— Здесь молятся. Иди прочь. — Ее грубо прогнали. Лонерин продолжал плакать и звать свою мать. Может быть, она тут, рядом, может быть, она слышит его.
— Скажите ей, что с ее сыном все в порядке! Скажите ей, что приносить жертву не нужно!
Двери равнодушно закрылись, когда она прокричала эти слова.
Лонерин остановился неподалеку от двери храма, сел на землю, закрыл глаза и инстинктивно поднес руку к мешочку с волосами Теаны. Он много думал о ней в эти дни. Раньше с ним такого не случалось. Они учились вместе, очень дружили, Лонерин всегда знал, что девушка относится к нему с симпатией. Но, кажется, его это не особенно занимало. Он хотел учиться, стать хорошим магом, работать для Совета Воды — все это он считал намного более важным, чем девушка. Но после того поцелуя что-то в нем изменилось: неожиданно Теана стала для него дорогим и единственным существом, больше у него никого не осталось.
Он сжал мешочек, почувствовав твердость камней, которые он использовал для магии, и ощутил нежность волос Теаны.
Был ли он готов?
Да. Может быть, не совсем, но к таким вещам никогда не бываешь готов абсолютно.
Был ли он готов и к смерти?
Образ изуродованного тела всплыл в его памяти.
Да, черт возьми, если это будет необходимо, — он готов и к смерти.
А готов ли он выжить? Был ли он готов выжить и вернуться к Теане?
Он встал, подошел к дверям. Ему казалось, что он слышит эхо тех слов, которые подруга его матери бросила вслед своим гонителям. И вдруг здесь, у этого храма он нашел ответ на вопрос, который искал. Он не осквернил давнюю жертву своей матери. Он сделал то, что должно, и при этом остался живым и здоровым.
С трудом Лонерин открыл дверцу, и его обволокла тьма, скрывавшаяся в храме, более глубокая и плотная, чем ночь.
Все было так, как он помнил: пыльные скамейки, статуя с невероятно злой усмешкой на губах и ряд других страшных статуй в боковых нишах.
Тенаар. Вот он — тот, кто поглотил жизнь его матери, а вместе с ней и жизни тысячи других людей.
Он решительно вошел в храм. Сердце рвалось у него из груди.

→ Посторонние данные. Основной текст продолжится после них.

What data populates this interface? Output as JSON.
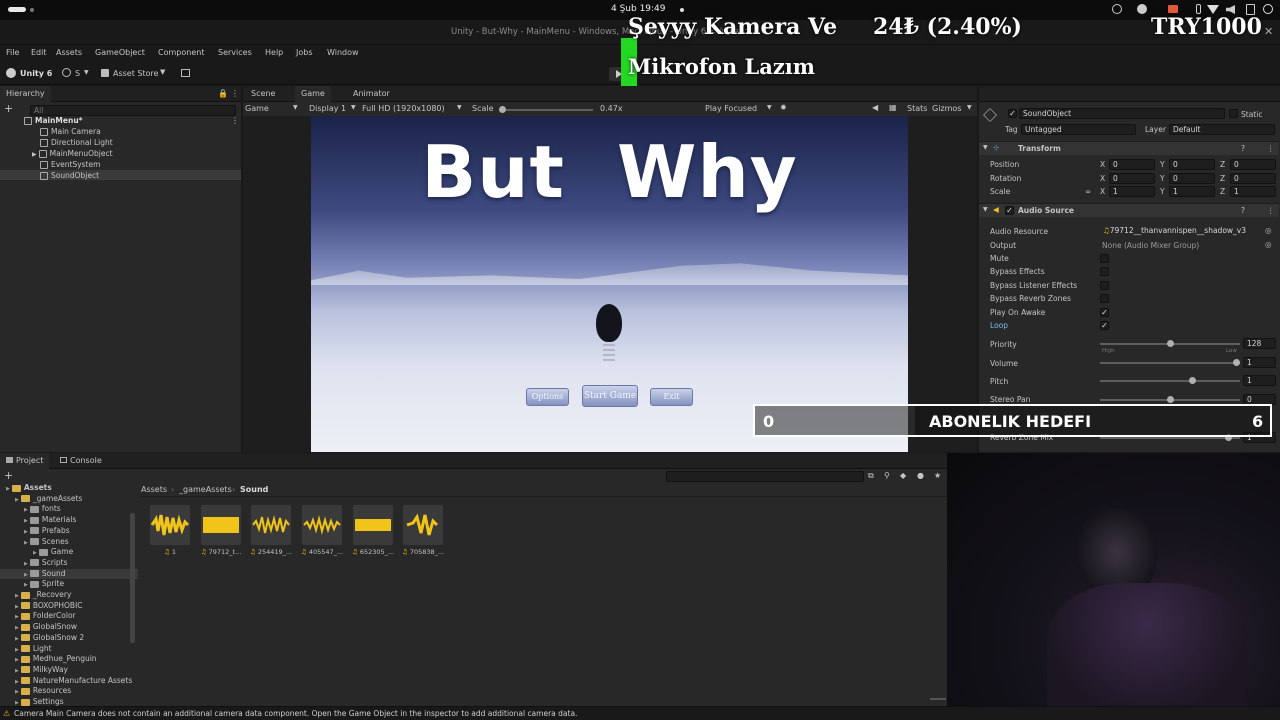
{
  "os_bar": {
    "date_time": "4 Şub  19:49"
  },
  "window": {
    "title": "Unity - But-Why - MainMenu - Windows, Mac, Linux - Unity 6 <Vulkan>"
  },
  "menu": [
    "File",
    "Edit",
    "Assets",
    "GameObject",
    "Component",
    "Services",
    "Help",
    "Jobs",
    "Window"
  ],
  "toolbar": {
    "unity_label": "Unity 6",
    "account_label": "S",
    "asset_store_label": "Asset Store"
  },
  "overlay": {
    "line1": "Şeyyy Kamera Ve",
    "line2": "Mikrofon Lazım",
    "price": "24₺ (2.40%)",
    "ticker": "TRY1000",
    "goal_start": "0",
    "goal_label": "ABONELIK HEDEFI",
    "goal_end": "6"
  },
  "hierarchy": {
    "tab": "Hierarchy",
    "search_placeholder": "All",
    "scene": "MainMenu*",
    "items": [
      "Main Camera",
      "Directional Light",
      "MainMenuObject",
      "EventSystem",
      "SoundObject"
    ]
  },
  "game_view": {
    "tabs": [
      "Scene",
      "Game",
      "Animator"
    ],
    "mode": "Game",
    "display": "Display 1",
    "resolution": "Full HD (1920x1080)",
    "scale_label": "Scale",
    "scale_value": "0.47x",
    "play_mode": "Play Focused",
    "stats": "Stats",
    "gizmos": "Gizmos",
    "game_title": "But  Why",
    "buttons": [
      "Options",
      "Start Game",
      "Exit"
    ]
  },
  "inspector": {
    "object_name": "SoundObject",
    "static_label": "Static",
    "tag_label": "Tag",
    "tag_value": "Untagged",
    "layer_label": "Layer",
    "layer_value": "Default",
    "transform": {
      "title": "Transform",
      "rows": [
        {
          "label": "Position",
          "x": "0",
          "y": "0",
          "z": "0"
        },
        {
          "label": "Rotation",
          "x": "0",
          "y": "0",
          "z": "0"
        },
        {
          "label": "Scale",
          "x": "1",
          "y": "1",
          "z": "1"
        }
      ]
    },
    "audio": {
      "title": "Audio Source",
      "resource_label": "Audio Resource",
      "resource_value": "79712__thanvannispen__shadow_v3",
      "output_label": "Output",
      "output_value": "None (Audio Mixer Group)",
      "toggles": [
        {
          "label": "Mute",
          "checked": false
        },
        {
          "label": "Bypass Effects",
          "checked": false
        },
        {
          "label": "Bypass Listener Effects",
          "checked": false
        },
        {
          "label": "Bypass Reverb Zones",
          "checked": false
        },
        {
          "label": "Play On Awake",
          "checked": true
        },
        {
          "label": "Loop",
          "checked": true
        }
      ],
      "priority_label": "Priority",
      "priority_value": "128",
      "priority_level": 0.5,
      "priority_high": "High",
      "priority_low": "Low",
      "volume_label": "Volume",
      "volume_value": "1",
      "volume_level": 1.0,
      "pitch_label": "Pitch",
      "pitch_value": "1",
      "pitch_level": 0.67,
      "stereo_label": "Stereo Pan",
      "stereo_value": "0",
      "stereo_level": 0.5,
      "reverb_label": "Reverb Zone Mix",
      "reverb_value": "1"
    }
  },
  "project": {
    "tabs": [
      "Project",
      "Console"
    ],
    "breadcrumb": [
      "Assets",
      "_gameAssets",
      "Sound"
    ],
    "tree": [
      {
        "label": "Assets",
        "depth": 0,
        "bold": true
      },
      {
        "label": "_gameAssets",
        "depth": 1
      },
      {
        "label": "fonts",
        "depth": 2
      },
      {
        "label": "Materials",
        "depth": 2
      },
      {
        "label": "Prefabs",
        "depth": 2
      },
      {
        "label": "Scenes",
        "depth": 2
      },
      {
        "label": "Game",
        "depth": 3
      },
      {
        "label": "Scripts",
        "depth": 2
      },
      {
        "label": "Sound",
        "depth": 2,
        "selected": true
      },
      {
        "label": "Sprite",
        "depth": 2
      },
      {
        "label": "_Recovery",
        "depth": 1
      },
      {
        "label": "BOXOPHOBIC",
        "depth": 1
      },
      {
        "label": "FolderColor",
        "depth": 1
      },
      {
        "label": "GlobalSnow",
        "depth": 1
      },
      {
        "label": "GlobalSnow 2",
        "depth": 1
      },
      {
        "label": "Light",
        "depth": 1
      },
      {
        "label": "Medhue_Penguin",
        "depth": 1
      },
      {
        "label": "MilkyWay",
        "depth": 1
      },
      {
        "label": "NatureManufacture Assets",
        "depth": 1
      },
      {
        "label": "Resources",
        "depth": 1
      },
      {
        "label": "Settings",
        "depth": 1
      }
    ],
    "assets": [
      "1",
      "79712_t...",
      "254419_...",
      "405547_...",
      "652305_...",
      "705838_..."
    ]
  },
  "status": {
    "message": "Camera Main Camera does not contain an additional camera data component. Open the Game Object in the inspector to add additional camera data."
  },
  "colors": {
    "overlay_green": "#22d822",
    "overlay_gold": "#f2b632",
    "audio_yellow": "#f0c419",
    "warning": "#f0b020"
  }
}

Он подошел к колонне, дотронулся до нее рукой. Неровности черного кристалла поранили его руку. Порезы были настолько тонкими, что вначале боли не чувствовалось. Она появилась немного позже, вместе с выступившей кровью.

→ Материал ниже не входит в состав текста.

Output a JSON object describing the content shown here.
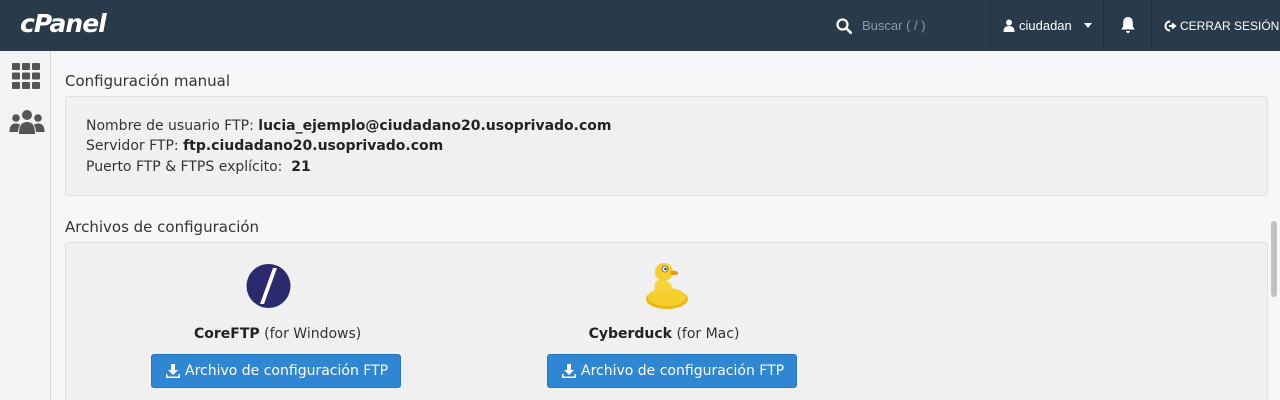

Сжав зубы, Лонерин снова решительно провел поцарапанной рукой по колонне. Потом отвел руку и сжал ее. Несколько капель крови упали на пол храма.
Спокойно и с достоинством, с поднятой головой, он уселся на одну из скамеек, как раз под статуей, чтобы собраться с мыслями. Сейчас начиналась самая трудная часть дела. Надо было остаться тут, молиться, долго и бесцельно, забывая о себе. Ему надо было стать призраком, как те люди, которых он видел здесь много лет назад. И в то же время голова должна быть холодной и ясной, что бы ни случилось, он будет помнить о своей миссии и о своей цели.
Очень медленно он опустился на колени. Доска, на полу, рядом со скамьей, была жесткой, и вскоре у него заныли колени. Он не думал об этом, еще сильнее сжал все еще кровоточащие руки перед своим лицом и принялся бормотать свою просьбу. Таким было начало.
Ожидание было довольно долгим, более долгим, чем он себе представлял. В первый день никто не вышел. В храме слышалось только завывание ветра. В его сознании всплывали обрывочные, смутные воспоминания.
Белые простыни. Белизна, слепящая глаза. Бормотание, у которого была странная и тягостная особенность вызывать головокружение и тошноту. Голос.
— Давай, малыш, давай… не беспокойся… проходи, проходи…
Темнота, снова голос матери, озабоченный, взволнованный, и голос другой женщины.
— Не может быть, не может быть!
— Он затерялся среди детей… так и знай!..
— Только не мой сын!
Новый дом, больше размером, и симпатичная соседка по дому, озабоченно смотрящая на него. Снова темнота, снова голоса, в лихорадочном бреду.
— Я сойду с ума, если он умрет, Гадара! Он умирает, понимаешь? И я не могу этого перенести!
— Может быть, какой-нибудь другой маг или жрец…
— Его не вылечить, и ты это знаешь.
— Бывает, что излечиваются… надо надеяться…
— Надежды мало. Я отдам свою жизнь, и тогда Черный Бог его спасет.